Game Review | Kings of Kung Fu

Kings of King Fu
Developer: Jae Lee Productions
Publisher: Digital Tribe Games

The whole aim of this game is to play on the nostalgia of the kung fu films of old. You can see the influence of films like “Enter the Dragon” and “Drunken Master”. Most games have a rendition of Jackie Chan and Bruce Lee, (Lei Wulong and Forest Lee from the ‘Tekken’ series just off the top of my head,) but this game aims to out do the few references with each fighter being a rendition of a kung fu star. There are a few I remember but can’t remember the name off the star. One is either Kareem Abdul-Jabbar (from “Game of Death”), Jim Kelly (from “Enter the Dragon”) or just Afro Samurai. I go with Kareem as it’s a tall bloke and his match start animation mimics his appearance in “Game of Death”. There are a few more wavy characters like one that is either a clean shaven Chuck Norris or (as I think) a young John Saxon (from “Enter the Dragon”). That is one thought I can’t shake. Many of the characters are references to characters/actors who where in “Enter the Dragon”. There are other characters that aren’t from Bruce Lee films. There’s a Jackie Chan character, who had a special appearance in “Fist of Fury” and “Enter the Dragon” (DAMN IT!)

Considering the age of the references, for example the Jackie Chan character is in his “Drunken Master” get-up and fighting style, some of the characters are rather contemporary. Like the Donnie Yen rendition, who was in “Blade II” and had high success with his wing chun style in the two “Ip Man” films all the way back in 2008. One set of references goes back to the 70’s while others are ones that even the millennials could of seen. Anyway, it’s not worth going through all the characters in detail here. Let’s just say that each character has some reference of pedigree behind it. All of them are based on a famous star, but (as usual) not called them by name as there would be some rights and likeness issues for lawyers to rub their hands with.

The problem is, that is all the game really has. The game is presented in an almost sepia, vignetted, old film style. A whole list of after effects are placed on-top of each other to create the style and it looks great. The only effect that I really don’t like is the motion blur. It’s not called motion blur but it’s there. You really notice when you start jumping around the arena and the characters become a focused down blur in the air until they come down and touch the floor. As I was recording some gameplay to go for the video review and the added effects caused some lost frames and lag. (It’s ok regularly so it’s not the engine before you jump at me. It was the recorder and I have said in the video.) I turned off all the effects to get some better performance but without the effects the game just looks bad. Not abysmal. Just not good. Kind of basic. The characters look like who they are meant to be like and everything is comprehensible but the after effects have a big impact on how the game looks, once you get rid of them the game just looks bland and sort of aged in a way.

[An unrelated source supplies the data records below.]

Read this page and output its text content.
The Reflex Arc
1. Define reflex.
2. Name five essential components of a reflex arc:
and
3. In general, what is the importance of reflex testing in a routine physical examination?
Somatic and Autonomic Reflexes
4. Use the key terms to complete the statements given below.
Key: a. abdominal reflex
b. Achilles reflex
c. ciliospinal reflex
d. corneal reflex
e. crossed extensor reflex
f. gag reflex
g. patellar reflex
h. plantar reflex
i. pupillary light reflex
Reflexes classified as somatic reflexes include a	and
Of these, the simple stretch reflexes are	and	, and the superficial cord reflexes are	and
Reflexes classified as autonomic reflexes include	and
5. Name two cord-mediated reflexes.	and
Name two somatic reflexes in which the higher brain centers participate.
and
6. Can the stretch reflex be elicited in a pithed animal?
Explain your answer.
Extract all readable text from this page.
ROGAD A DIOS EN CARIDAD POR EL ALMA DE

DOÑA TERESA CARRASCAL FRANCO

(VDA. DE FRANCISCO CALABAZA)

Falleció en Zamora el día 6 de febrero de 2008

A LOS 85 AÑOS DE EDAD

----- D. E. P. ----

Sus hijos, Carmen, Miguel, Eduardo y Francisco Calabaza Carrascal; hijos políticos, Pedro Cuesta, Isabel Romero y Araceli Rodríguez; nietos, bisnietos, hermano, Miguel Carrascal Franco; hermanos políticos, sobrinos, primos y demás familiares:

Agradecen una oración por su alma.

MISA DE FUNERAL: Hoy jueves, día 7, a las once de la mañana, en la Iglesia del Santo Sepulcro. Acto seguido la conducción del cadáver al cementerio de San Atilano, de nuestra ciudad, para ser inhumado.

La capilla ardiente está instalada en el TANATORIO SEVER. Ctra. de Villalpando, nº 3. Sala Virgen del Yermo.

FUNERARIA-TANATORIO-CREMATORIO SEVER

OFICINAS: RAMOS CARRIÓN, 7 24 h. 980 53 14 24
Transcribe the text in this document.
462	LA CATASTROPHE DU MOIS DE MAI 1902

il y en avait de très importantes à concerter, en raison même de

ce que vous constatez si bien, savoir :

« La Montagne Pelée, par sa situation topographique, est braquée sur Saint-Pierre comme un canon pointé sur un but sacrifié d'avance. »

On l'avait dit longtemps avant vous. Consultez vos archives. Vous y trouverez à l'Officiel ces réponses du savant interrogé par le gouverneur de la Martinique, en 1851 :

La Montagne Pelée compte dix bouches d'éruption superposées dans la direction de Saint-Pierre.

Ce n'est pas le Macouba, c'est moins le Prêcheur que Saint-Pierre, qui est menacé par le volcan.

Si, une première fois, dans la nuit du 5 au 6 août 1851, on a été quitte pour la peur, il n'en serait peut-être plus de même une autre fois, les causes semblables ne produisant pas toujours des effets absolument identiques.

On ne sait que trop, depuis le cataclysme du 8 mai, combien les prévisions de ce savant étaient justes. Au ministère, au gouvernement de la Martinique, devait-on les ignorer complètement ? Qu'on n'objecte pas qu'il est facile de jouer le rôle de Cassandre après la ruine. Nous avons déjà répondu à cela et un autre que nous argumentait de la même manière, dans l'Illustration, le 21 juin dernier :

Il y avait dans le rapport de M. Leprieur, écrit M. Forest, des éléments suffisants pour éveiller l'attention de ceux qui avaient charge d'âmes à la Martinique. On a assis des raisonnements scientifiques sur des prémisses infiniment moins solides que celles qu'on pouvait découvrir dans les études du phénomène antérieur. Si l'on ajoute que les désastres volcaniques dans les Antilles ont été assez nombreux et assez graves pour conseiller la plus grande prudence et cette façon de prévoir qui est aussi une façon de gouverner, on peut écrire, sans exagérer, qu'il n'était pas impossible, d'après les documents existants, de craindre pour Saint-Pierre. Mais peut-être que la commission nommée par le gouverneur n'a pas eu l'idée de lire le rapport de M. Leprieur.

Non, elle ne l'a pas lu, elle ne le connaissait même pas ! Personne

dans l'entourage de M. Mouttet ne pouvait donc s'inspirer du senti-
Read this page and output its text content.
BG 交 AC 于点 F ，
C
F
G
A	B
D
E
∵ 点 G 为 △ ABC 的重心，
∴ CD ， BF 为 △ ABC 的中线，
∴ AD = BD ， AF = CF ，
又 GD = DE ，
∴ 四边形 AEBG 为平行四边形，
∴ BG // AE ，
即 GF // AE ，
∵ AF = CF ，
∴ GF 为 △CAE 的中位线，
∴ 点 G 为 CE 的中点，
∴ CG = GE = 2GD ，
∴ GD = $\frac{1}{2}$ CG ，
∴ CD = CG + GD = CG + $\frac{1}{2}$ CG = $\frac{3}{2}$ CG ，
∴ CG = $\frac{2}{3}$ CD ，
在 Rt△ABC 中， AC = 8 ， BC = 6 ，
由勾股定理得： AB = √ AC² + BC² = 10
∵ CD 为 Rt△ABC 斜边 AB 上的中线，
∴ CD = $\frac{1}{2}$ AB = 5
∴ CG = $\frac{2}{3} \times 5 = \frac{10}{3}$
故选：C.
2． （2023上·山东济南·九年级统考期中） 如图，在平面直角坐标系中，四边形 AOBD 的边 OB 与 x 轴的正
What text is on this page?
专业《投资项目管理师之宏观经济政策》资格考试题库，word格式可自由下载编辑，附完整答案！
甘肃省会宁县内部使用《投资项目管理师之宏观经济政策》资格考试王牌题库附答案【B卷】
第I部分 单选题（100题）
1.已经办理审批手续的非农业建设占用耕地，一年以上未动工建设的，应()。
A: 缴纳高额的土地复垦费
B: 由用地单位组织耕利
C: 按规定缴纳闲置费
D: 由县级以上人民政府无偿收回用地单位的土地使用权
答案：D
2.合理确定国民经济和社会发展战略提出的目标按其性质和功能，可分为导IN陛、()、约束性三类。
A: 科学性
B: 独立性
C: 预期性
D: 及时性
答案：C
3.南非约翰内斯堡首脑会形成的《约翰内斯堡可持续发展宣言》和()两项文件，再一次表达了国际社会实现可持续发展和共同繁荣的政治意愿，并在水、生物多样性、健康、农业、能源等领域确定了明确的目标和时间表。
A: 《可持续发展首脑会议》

This ends up compounded by the controls which are just bad. It has Tekken style controls with each face button being a limb (right punch, right kick, etc.) that works well. One good thing is that the controls, for both controllers and keyboard, can be adjusted accommodating for most play styles. There is a limited combo and special move system. It’s very limited compared to other games that have come out recently like “Mortal Kombat X” and the soon released “Street Fighter V” but what you get fits to the games full price so it doesn’t become a negative for the game. The negative part in regards to the controls comes from the hit detection and the stickiness of the controls. The hit detection seems to change from handing your enemy to you on a sliver plater at times to hitting you with the silver plater at others. It’s mostly down to the size of the characters. The ‘Monkey King’ styled character has his standing animation slightly crouched, making him around a foot shorter than most, which means that some leaping attacks miss him easer than if you were a fulling standing or bigger character. Other taller characters end up swinging from a distance and still hit. It feels like the hit-boxes for the characters aren’t refined.

The stickiness of the controls ends up being the biggest problem of the game. The input feels delayed. The button inputs are stodgy making combos hard to pull off. It just feels unrefined.

The unrefined feel of the controls and the (purposefully) dated style of graphics end up making the game feel dated. I referenced Tekken a few times because this game feels like a less polygonal “Tekken 3”. It feels like it was on the PS1. At least it controls like it was. The nostalgia that the game has is good and it has it in spades. But an unrefined feel and stickiness in the controls lets down the game. Thankfully, these things can be fixed in patches and as the game was once in Early Access patches are not out of the question. I have some hope that these issues are fixed at some point in the future but it would makes the game only quite average. But, on top it’s averageness, it is a heartfelt love letter to the kung fu films of old where many will look past its limitations and love it all the same.